Domani sera sarà tempo di derby per Gattuso, che ne ha vinti tanti da giocatore e uno, quello in Coppa Italia, da allenatore. Si tratta di un’occasione irripetibile, viste anche le altre sfide della giornata per riaprire la corsa al quarto posto, e il tecnico calabrese lo sa: “Qualcuno mi prendeva per scemo quando, appena arrivato, dicevo che era una squadra forte. C’è solo un pericolo adesso, sentirci forti, ma dobbiamo continuare a lavorare duro perché non abbiamo fatto nulla. E’ vero che stiamo raddrizzando la stagione, ma dobbiamo diventare squadra e fare qualcosa di importante. Ci sono i presupposti per continuare bene, ma non deve mai mancare la voglia di allenarsi e faticare e farlo con il sorriso, io devo continuare ad essere un martello anche se mi guardano con la faccia storia, io devo continuare e continuare“.
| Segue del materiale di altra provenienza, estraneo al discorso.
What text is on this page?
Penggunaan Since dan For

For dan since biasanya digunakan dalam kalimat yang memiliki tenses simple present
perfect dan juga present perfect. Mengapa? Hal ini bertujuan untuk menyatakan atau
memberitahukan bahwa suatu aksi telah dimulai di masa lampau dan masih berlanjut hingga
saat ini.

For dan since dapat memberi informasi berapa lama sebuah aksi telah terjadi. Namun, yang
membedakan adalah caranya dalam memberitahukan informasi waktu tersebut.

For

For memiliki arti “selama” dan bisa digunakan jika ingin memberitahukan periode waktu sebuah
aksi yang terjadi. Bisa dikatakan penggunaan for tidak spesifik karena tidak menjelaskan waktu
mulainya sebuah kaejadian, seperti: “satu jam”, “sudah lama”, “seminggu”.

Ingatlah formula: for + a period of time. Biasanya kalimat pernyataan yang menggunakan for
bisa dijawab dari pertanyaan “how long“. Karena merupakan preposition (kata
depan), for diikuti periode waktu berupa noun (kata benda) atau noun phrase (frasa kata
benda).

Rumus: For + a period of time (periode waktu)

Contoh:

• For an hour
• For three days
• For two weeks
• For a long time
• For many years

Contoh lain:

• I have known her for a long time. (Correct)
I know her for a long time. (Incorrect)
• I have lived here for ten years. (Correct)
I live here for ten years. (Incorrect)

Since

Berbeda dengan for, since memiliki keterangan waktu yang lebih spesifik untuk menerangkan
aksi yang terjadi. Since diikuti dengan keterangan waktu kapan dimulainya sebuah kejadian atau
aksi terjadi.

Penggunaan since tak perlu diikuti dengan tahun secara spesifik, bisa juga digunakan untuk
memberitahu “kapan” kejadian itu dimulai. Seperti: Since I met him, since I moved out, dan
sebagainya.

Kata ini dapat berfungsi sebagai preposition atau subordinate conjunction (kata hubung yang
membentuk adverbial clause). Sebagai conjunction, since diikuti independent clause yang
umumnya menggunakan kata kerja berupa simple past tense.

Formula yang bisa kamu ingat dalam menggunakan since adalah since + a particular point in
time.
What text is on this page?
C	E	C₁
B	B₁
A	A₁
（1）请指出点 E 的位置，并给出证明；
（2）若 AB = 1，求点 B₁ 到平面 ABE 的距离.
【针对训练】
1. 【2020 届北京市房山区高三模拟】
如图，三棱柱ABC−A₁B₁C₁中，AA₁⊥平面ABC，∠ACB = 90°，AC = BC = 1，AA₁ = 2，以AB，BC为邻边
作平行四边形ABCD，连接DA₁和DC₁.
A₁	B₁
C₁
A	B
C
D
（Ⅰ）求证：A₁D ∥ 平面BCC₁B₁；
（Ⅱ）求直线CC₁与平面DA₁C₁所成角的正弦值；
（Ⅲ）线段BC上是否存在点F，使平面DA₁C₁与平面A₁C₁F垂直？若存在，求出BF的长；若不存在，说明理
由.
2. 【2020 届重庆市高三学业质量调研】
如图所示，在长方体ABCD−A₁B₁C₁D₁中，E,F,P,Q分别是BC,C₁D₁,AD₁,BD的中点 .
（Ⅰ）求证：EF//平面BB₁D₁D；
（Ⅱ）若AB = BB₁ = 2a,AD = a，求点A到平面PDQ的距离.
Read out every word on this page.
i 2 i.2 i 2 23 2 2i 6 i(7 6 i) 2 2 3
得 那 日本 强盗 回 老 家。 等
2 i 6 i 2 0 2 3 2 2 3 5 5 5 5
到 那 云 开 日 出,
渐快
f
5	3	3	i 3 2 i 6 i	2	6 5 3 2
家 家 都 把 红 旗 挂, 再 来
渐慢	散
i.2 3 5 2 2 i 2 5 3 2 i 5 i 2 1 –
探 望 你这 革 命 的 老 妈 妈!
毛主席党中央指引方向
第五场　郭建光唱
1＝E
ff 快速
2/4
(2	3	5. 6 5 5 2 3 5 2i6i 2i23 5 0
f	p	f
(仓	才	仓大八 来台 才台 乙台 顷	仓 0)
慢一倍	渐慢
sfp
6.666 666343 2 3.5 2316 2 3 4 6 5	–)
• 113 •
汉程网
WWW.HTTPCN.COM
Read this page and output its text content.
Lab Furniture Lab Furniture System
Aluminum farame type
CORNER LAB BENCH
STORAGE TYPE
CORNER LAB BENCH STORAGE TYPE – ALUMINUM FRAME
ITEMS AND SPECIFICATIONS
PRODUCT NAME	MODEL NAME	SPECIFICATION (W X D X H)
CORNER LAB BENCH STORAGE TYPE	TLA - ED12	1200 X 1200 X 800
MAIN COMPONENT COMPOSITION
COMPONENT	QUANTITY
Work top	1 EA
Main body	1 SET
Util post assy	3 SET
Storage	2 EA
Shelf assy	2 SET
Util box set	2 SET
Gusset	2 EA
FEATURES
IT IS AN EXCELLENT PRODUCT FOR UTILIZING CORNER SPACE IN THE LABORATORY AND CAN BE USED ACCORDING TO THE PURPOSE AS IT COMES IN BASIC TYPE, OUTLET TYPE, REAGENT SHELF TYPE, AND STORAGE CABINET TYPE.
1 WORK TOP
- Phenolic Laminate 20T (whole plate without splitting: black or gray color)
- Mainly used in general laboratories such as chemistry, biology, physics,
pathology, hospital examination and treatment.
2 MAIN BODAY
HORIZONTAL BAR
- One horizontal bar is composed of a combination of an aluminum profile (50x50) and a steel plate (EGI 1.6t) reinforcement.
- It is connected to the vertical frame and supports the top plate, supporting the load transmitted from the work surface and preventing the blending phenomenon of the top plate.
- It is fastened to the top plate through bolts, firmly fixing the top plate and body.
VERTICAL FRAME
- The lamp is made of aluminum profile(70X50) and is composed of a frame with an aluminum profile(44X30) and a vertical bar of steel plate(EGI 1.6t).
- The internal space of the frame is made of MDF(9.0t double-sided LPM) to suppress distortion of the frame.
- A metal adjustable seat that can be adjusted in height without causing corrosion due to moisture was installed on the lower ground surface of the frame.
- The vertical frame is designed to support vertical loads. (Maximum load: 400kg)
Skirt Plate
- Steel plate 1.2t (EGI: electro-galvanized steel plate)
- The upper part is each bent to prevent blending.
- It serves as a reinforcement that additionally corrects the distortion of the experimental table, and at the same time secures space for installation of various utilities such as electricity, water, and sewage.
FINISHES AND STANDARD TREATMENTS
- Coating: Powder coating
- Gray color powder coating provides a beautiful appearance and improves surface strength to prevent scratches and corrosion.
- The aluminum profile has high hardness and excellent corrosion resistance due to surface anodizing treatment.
Il derby è una di quelle partite che si prepara da sola e regala motivazioni, indipendentemente dalla classifica, ma guai a pensare di essere favoriti: “Quello che peserà di più è affrontare una squadra avanti a noi in classifica e in un periodo non positivo. Ci vorranno mettere in grandissima difficoltà, ma noi dovremo farci trovare pronti, con la testa lucida e le gambe pronte  per giocare 95 minuti. Per me oggi sarebbe facile dire che siamo stanchi, ma non è così. I derby si giocano, sono partite che restano nella storia con 80000 persone allo stadio. Domani si fa il record di incassi, la stanchezza la mettiamo da parte“.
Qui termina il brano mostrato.